No shims, a shorter wheel base, :jester: not that 3/8 or so matters. Drive the car to the wheel alignment shop and bring along all your shims, it will all work out.

None the less, interesting and a clever approach to pre-alignment.
 
Bill,

I kinda did the same thing you did. It took me so long to finish my suspension rebuild that forgot what shims went where... so sorta like you, I suspended the TA to the driving position and used a straight edge on the hub to kinda get straight. Then I drove it to an alignment shop first thing... I was off, but not by much.

Have fun!

-s
 
Flumoxed, sounds like something a Dentist would do to a Steer.
 
Zero toe-in is what ya want. The only thing to be concerned over now is front-to-rear distance (from center of hubs) on each side. Easier on an alignment rack with lasers and computer.

Well done, BTW.
 
How important is it for the center of the hub to be centered on the differential hubs when everything goes together?
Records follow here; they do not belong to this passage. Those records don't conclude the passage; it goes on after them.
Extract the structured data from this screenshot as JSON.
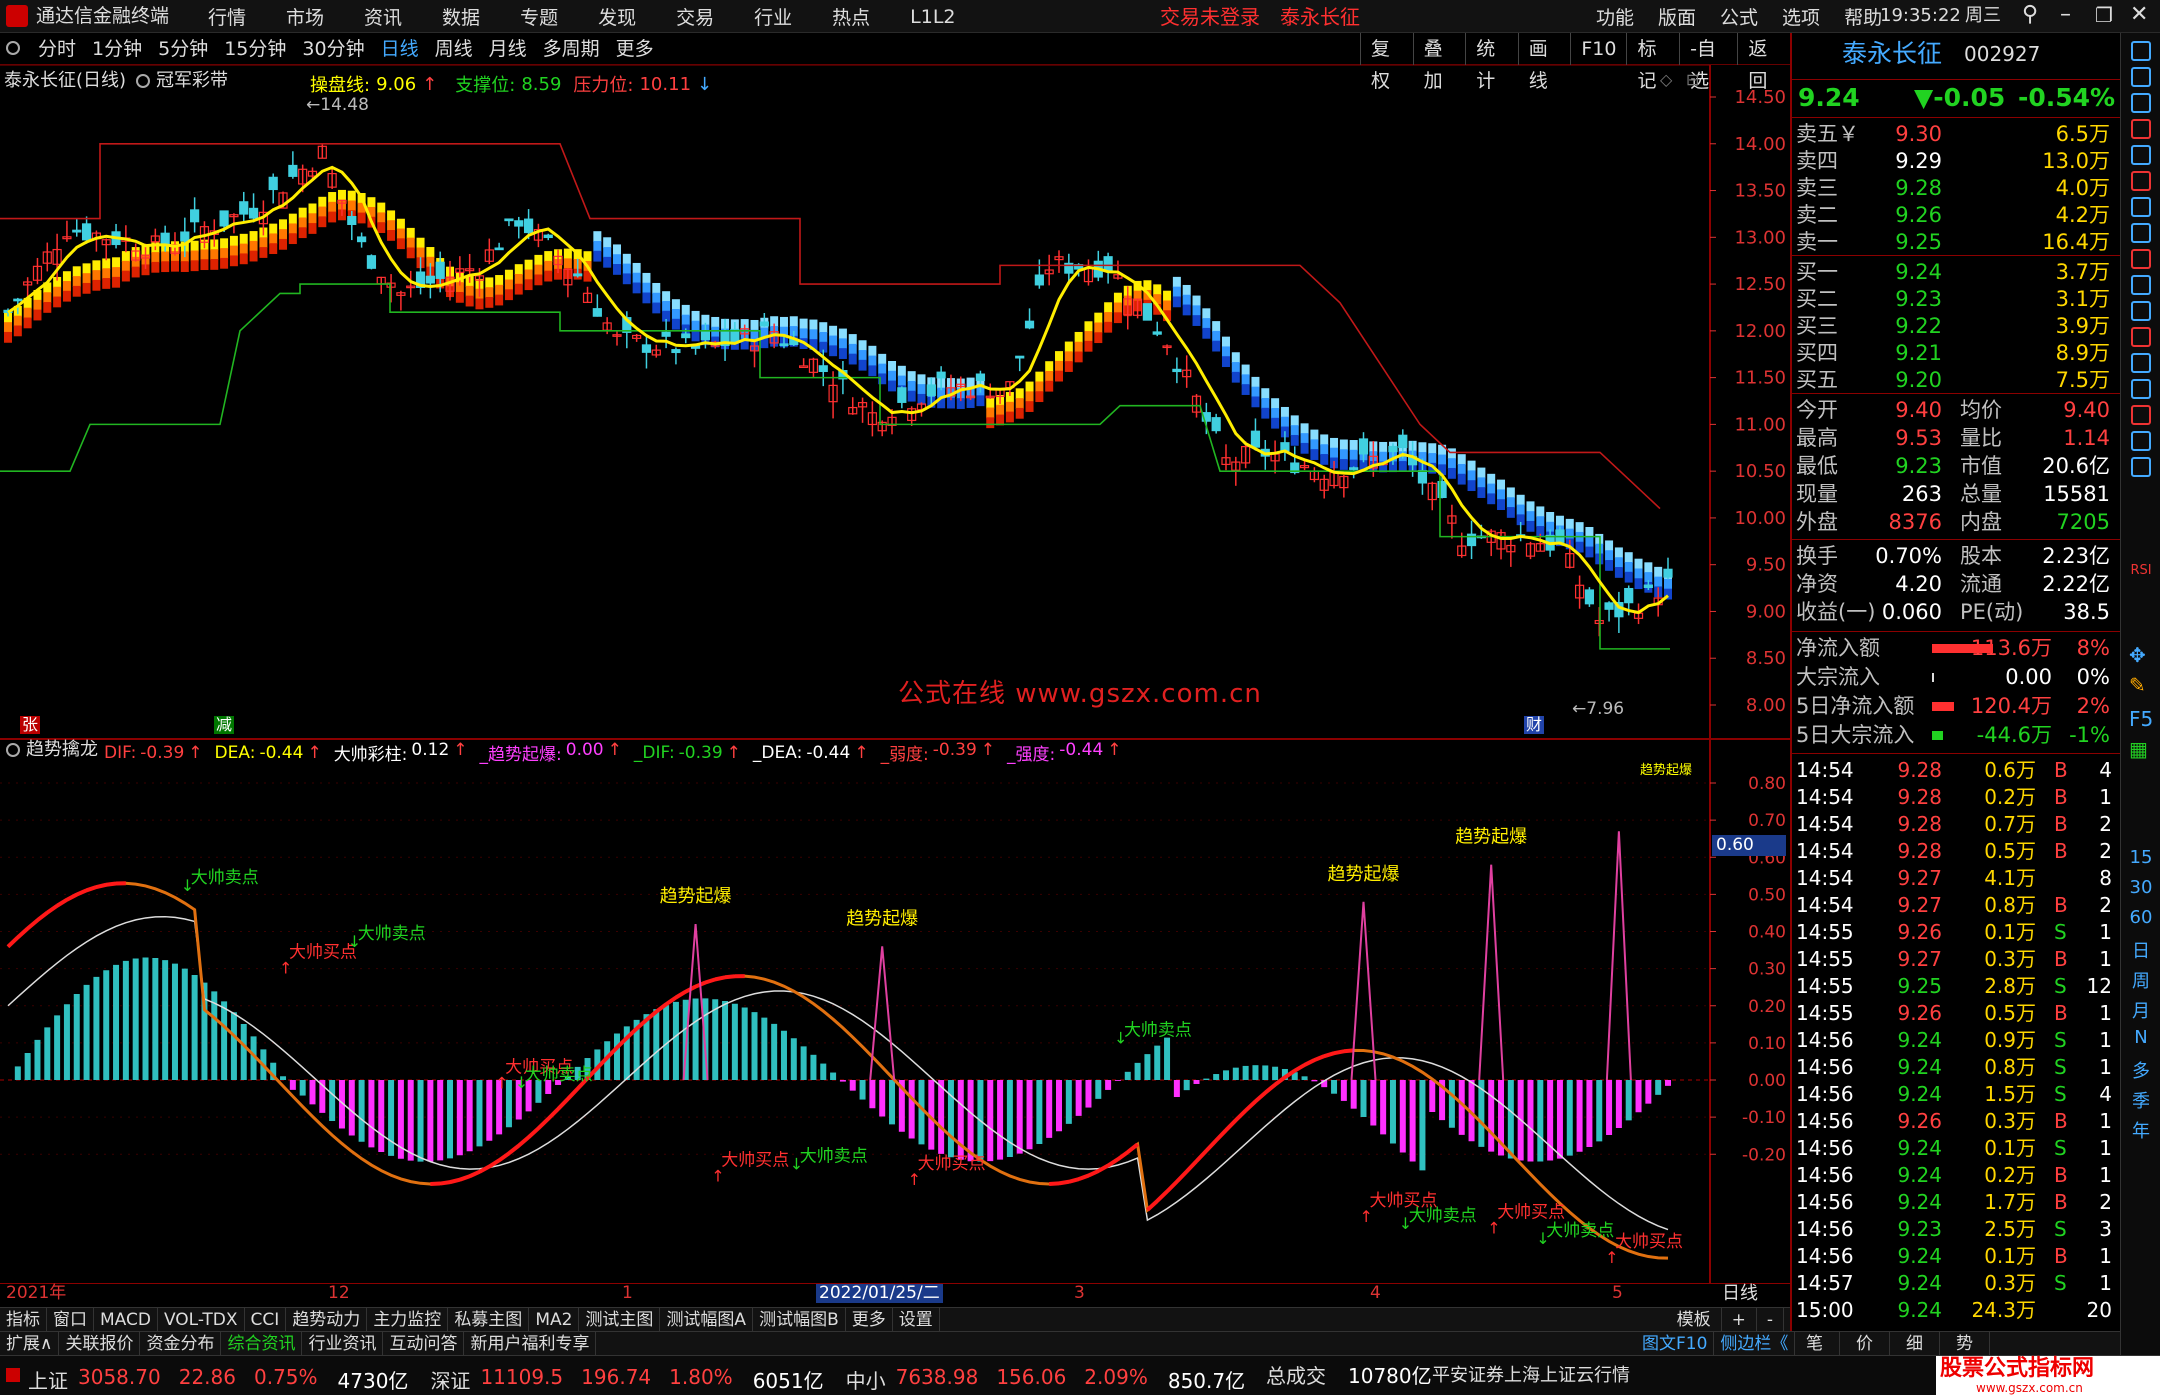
{
  "app": {
    "title": "通达信金融终端",
    "menu": [
      "行情",
      "市场",
      "资讯",
      "数据",
      "专题",
      "发现",
      "交易",
      "行业",
      "热点",
      "L1L2"
    ],
    "login_status": "交易未登录",
    "stock_tab": "泰永长征",
    "right_menu": [
      "功能",
      "版面",
      "公式",
      "选项",
      "帮助"
    ],
    "time": "19:35:22",
    "weekday": "周三"
  },
  "period_bar": {
    "periods": [
      "分时",
      "1分钟",
      "5分钟",
      "15分钟",
      "30分钟",
      "日线",
      "周线",
      "月线",
      "多周期",
      "更多"
    ],
    "selected": "日线",
    "tools": [
      "复权",
      "叠加",
      "统计",
      "画线",
      "F10",
      "标记",
      "-自选",
      "返回"
    ]
  },
  "main_chart": {
    "stock_label": "泰永长征(日线)",
    "indicator_label": "冠军彩带",
    "cpx_label": "操盘线:",
    "cpx_value": "9.06",
    "support_label": "支撑位:",
    "support_value": "8.59",
    "pressure_label": "压力位:",
    "pressure_value": "10.11",
    "high_mark": "14.48",
    "low_mark": "7.96",
    "watermark": "公式在线 www.gszx.com.cn",
    "y_ticks": [
      "14.50",
      "14.00",
      "13.50",
      "13.00",
      "12.50",
      "12.00",
      "11.50",
      "11.00",
      "10.50",
      "10.00",
      "9.50",
      "9.00",
      "8.50",
      "8.00"
    ],
    "markers": {
      "zhang": "张",
      "jian": "减",
      "cai": "财"
    }
  },
  "sub_chart": {
    "name": "趋势擒龙",
    "items": [
      {
        "label": "DIF:",
        "value": "-0.39",
        "arrow": "↑",
        "color": "#ff4040"
      },
      {
        "label": "DEA:",
        "value": "-0.44",
        "arrow": "↑",
        "color": "#ffff00"
      },
      {
        "label": "大帅彩柱:",
        "value": "0.12",
        "arrow": "↑",
        "color": "#ffffff"
      },
      {
        "label": "_趋势起爆:",
        "value": "0.00",
        "arrow": "↑",
        "color": "#ff40ff"
      },
      {
        "label": "_DIF:",
        "value": "-0.39",
        "arrow": "↑",
        "color": "#21d321"
      },
      {
        "label": "_DEA:",
        "value": "-0.44",
        "arrow": "↑",
        "color": "#ffffff"
      },
      {
        "label": "_弱度:",
        "value": "-0.39",
        "arrow": "↑",
        "color": "#ff4040"
      },
      {
        "label": "_强度:",
        "value": "-0.44",
        "arrow": "↑",
        "color": "#ff40ff"
      }
    ],
    "y_ticks": [
      "0.80",
      "0.70",
      "0.60",
      "0.50",
      "0.40",
      "0.30",
      "0.20",
      "0.10",
      "0.00",
      "-0.10",
      "-0.20"
    ],
    "current_value": "0.60",
    "signal_labels": {
      "burst": "趋势起爆",
      "sell": "大帅卖点",
      "buy": "大帅买点"
    }
  },
  "time_axis": {
    "labels": [
      "2021年",
      "12",
      "1",
      "2022/01/25/二",
      "3",
      "4",
      "5"
    ],
    "right_label": "日线"
  },
  "bottom_tabs": {
    "items": [
      "指标",
      "窗口",
      "MACD",
      "VOL-TDX",
      "CCI",
      "趋势动力",
      "主力监控",
      "私募主图",
      "MA2",
      "测试主图",
      "测试幅图A",
      "测试幅图B",
      "更多",
      "设置"
    ],
    "right": [
      "模板",
      "+",
      "-"
    ]
  },
  "info_tabs": {
    "items": [
      "扩展∧",
      "关联报价",
      "资金分布",
      "综合资讯",
      "行业资讯",
      "互动问答",
      "新用户福利专享"
    ],
    "right": [
      "图文F10",
      "侧边栏《"
    ]
  },
  "status_bar": {
    "indices": [
      {
        "name": "上证",
        "value": "3058.70",
        "chg": "22.86",
        "pct": "0.75%",
        "amt": "4730亿"
      },
      {
        "name": "深证",
        "value": "11109.5",
        "chg": "196.74",
        "pct": "1.80%",
        "amt": "6051亿"
      },
      {
        "name": "中小",
        "value": "7638.98",
        "chg": "156.06",
        "pct": "2.09%",
        "amt": "850.7亿"
      }
    ],
    "total_label": "总成交",
    "total_value": "10780亿",
    "broker": "平安证券上海上证云行情",
    "logo": "股票公式指标网",
    "logo_url": "www.gszx.com.cn"
  },
  "quote_panel": {
    "name": "泰永长征",
    "code": "002927",
    "price": "9.24",
    "change": "▼-0.05",
    "pct": "-0.54%",
    "asks": [
      {
        "label": "卖五￥",
        "price": "9.30",
        "vol": "6.5万"
      },
      {
        "label": "卖四",
        "price": "9.29",
        "vol": "13.0万"
      },
      {
        "label": "卖三",
        "price": "9.28",
        "vol": "4.0万"
      },
      {
        "label": "卖二",
        "price": "9.26",
        "vol": "4.2万"
      },
      {
        "label": "卖一",
        "price": "9.25",
        "vol": "16.4万"
      }
    ],
    "bids": [
      {
        "label": "买一",
        "price": "9.24",
        "vol": "3.7万"
      },
      {
        "label": "买二",
        "price": "9.23",
        "vol": "3.1万"
      },
      {
        "label": "买三",
        "price": "9.22",
        "vol": "3.9万"
      },
      {
        "label": "买四",
        "price": "9.21",
        "vol": "8.9万"
      },
      {
        "label": "买五",
        "price": "9.20",
        "vol": "7.5万"
      }
    ],
    "stats1": [
      {
        "l1": "今开",
        "v1": "9.40",
        "c1": "r",
        "l2": "均价",
        "v2": "9.40",
        "c2": "r"
      },
      {
        "l1": "最高",
        "v1": "9.53",
        "c1": "r",
        "l2": "量比",
        "v2": "1.14",
        "c2": "r"
      },
      {
        "l1": "最低",
        "v1": "9.23",
        "c1": "g",
        "l2": "市值",
        "v2": "20.6亿",
        "c2": "w"
      },
      {
        "l1": "现量",
        "v1": "263",
        "c1": "w",
        "l2": "总量",
        "v2": "15581",
        "c2": "w"
      },
      {
        "l1": "外盘",
        "v1": "8376",
        "c1": "r",
        "l2": "内盘",
        "v2": "7205",
        "c2": "g"
      }
    ],
    "stats2": [
      {
        "l1": "换手",
        "v1": "0.70%",
        "l2": "股本",
        "v2": "2.23亿"
      },
      {
        "l1": "净资",
        "v1": "4.20",
        "l2": "流通",
        "v2": "2.22亿"
      },
      {
        "l1": "收益(一)",
        "v1": "0.060",
        "l2": "PE(动)",
        "v2": "38.5"
      }
    ],
    "flows": [
      {
        "label": "净流入额",
        "value": "113.6万",
        "pct": "8%",
        "color": "r",
        "bar": 0.85
      },
      {
        "label": "大宗流入",
        "value": "0.00",
        "pct": "0%",
        "color": "w",
        "bar": 0.0
      },
      {
        "label": "5日净流入额",
        "value": "120.4万",
        "pct": "2%",
        "color": "r",
        "bar": 0.3
      },
      {
        "label": "5日大宗流入",
        "value": "-44.6万",
        "pct": "-1%",
        "color": "g",
        "bar": 0.15
      }
    ],
    "ticks": [
      {
        "t": "14:54",
        "p": "9.28",
        "v": "0.6万",
        "s": "B",
        "n": "4"
      },
      {
        "t": "14:54",
        "p": "9.28",
        "v": "0.2万",
        "s": "B",
        "n": "1"
      },
      {
        "t": "14:54",
        "p": "9.28",
        "v": "0.7万",
        "s": "B",
        "n": "2"
      },
      {
        "t": "14:54",
        "p": "9.28",
        "v": "0.5万",
        "s": "B",
        "n": "2"
      },
      {
        "t": "14:54",
        "p": "9.27",
        "v": "4.1万",
        "s": "",
        "n": "8"
      },
      {
        "t": "14:54",
        "p": "9.27",
        "v": "0.8万",
        "s": "B",
        "n": "2"
      },
      {
        "t": "14:55",
        "p": "9.26",
        "v": "0.1万",
        "s": "S",
        "n": "1"
      },
      {
        "t": "14:55",
        "p": "9.27",
        "v": "0.3万",
        "s": "B",
        "n": "1"
      },
      {
        "t": "14:55",
        "p": "9.25",
        "v": "2.8万",
        "s": "S",
        "n": "12"
      },
      {
        "t": "14:55",
        "p": "9.26",
        "v": "0.5万",
        "s": "B",
        "n": "1"
      },
      {
        "t": "14:56",
        "p": "9.24",
        "v": "0.9万",
        "s": "S",
        "n": "1"
      },
      {
        "t": "14:56",
        "p": "9.24",
        "v": "0.8万",
        "s": "S",
        "n": "1"
      },
      {
        "t": "14:56",
        "p": "9.24",
        "v": "1.5万",
        "s": "S",
        "n": "4"
      },
      {
        "t": "14:56",
        "p": "9.26",
        "v": "0.3万",
        "s": "B",
        "n": "1"
      },
      {
        "t": "14:56",
        "p": "9.24",
        "v": "0.1万",
        "s": "S",
        "n": "1"
      },
      {
        "t": "14:56",
        "p": "9.24",
        "v": "0.2万",
        "s": "B",
        "n": "1"
      },
      {
        "t": "14:56",
        "p": "9.24",
        "v": "1.7万",
        "s": "B",
        "n": "2"
      },
      {
        "t": "14:56",
        "p": "9.23",
        "v": "2.5万",
        "s": "S",
        "n": "3"
      },
      {
        "t": "14:56",
        "p": "9.24",
        "v": "0.1万",
        "s": "B",
        "n": "1"
      },
      {
        "t": "14:57",
        "p": "9.24",
        "v": "0.3万",
        "s": "S",
        "n": "1"
      },
      {
        "t": "15:00",
        "p": "9.24",
        "v": "24.3万",
        "s": "",
        "n": "20"
      }
    ],
    "bottom_tabs": [
      "笔",
      "价",
      "细",
      "势"
    ]
  },
  "side_toolbar": {
    "labels": [
      "RSI",
      "15",
      "30",
      "60",
      "日",
      "周",
      "月",
      "N",
      "多",
      "季",
      "年"
    ]
  }
}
I was thinking, when I get my Rich Patton insert gizmo in tomorrow, I could have a pin-hole sized hole drilled in the dead center, which should make this dead center of my TA hub, and, being as it will be a fairly thick piece of aluminum, shine a laser pin light through the hole and see where it hits the diff hub. This would tell me if the TA is centered on the diff, fore and aft. I have the TA hub on a dead level right now, suspended with some all thread at the shock holes. And can I patent this as Dr. Bill's TA hub centering device?
 
Oh gawd....

This is beginning to take on the appearance of space shuttle engineering!! :shocked:

As long as that engine can't get you to 180 MPH, I think you've already got it to the "close enuff" border.

We'll keep the all-thread rig amongst us chickens tho. THAT in a "package" similar to Richard's bracket rig could be marketable.


...as long as the target audience doesn't read BCF posts. :wink: :jester:
 
KEYBOARD!!!
 
I hate when my flumm gets oxed.

Kind of like when my flabber gets gasted.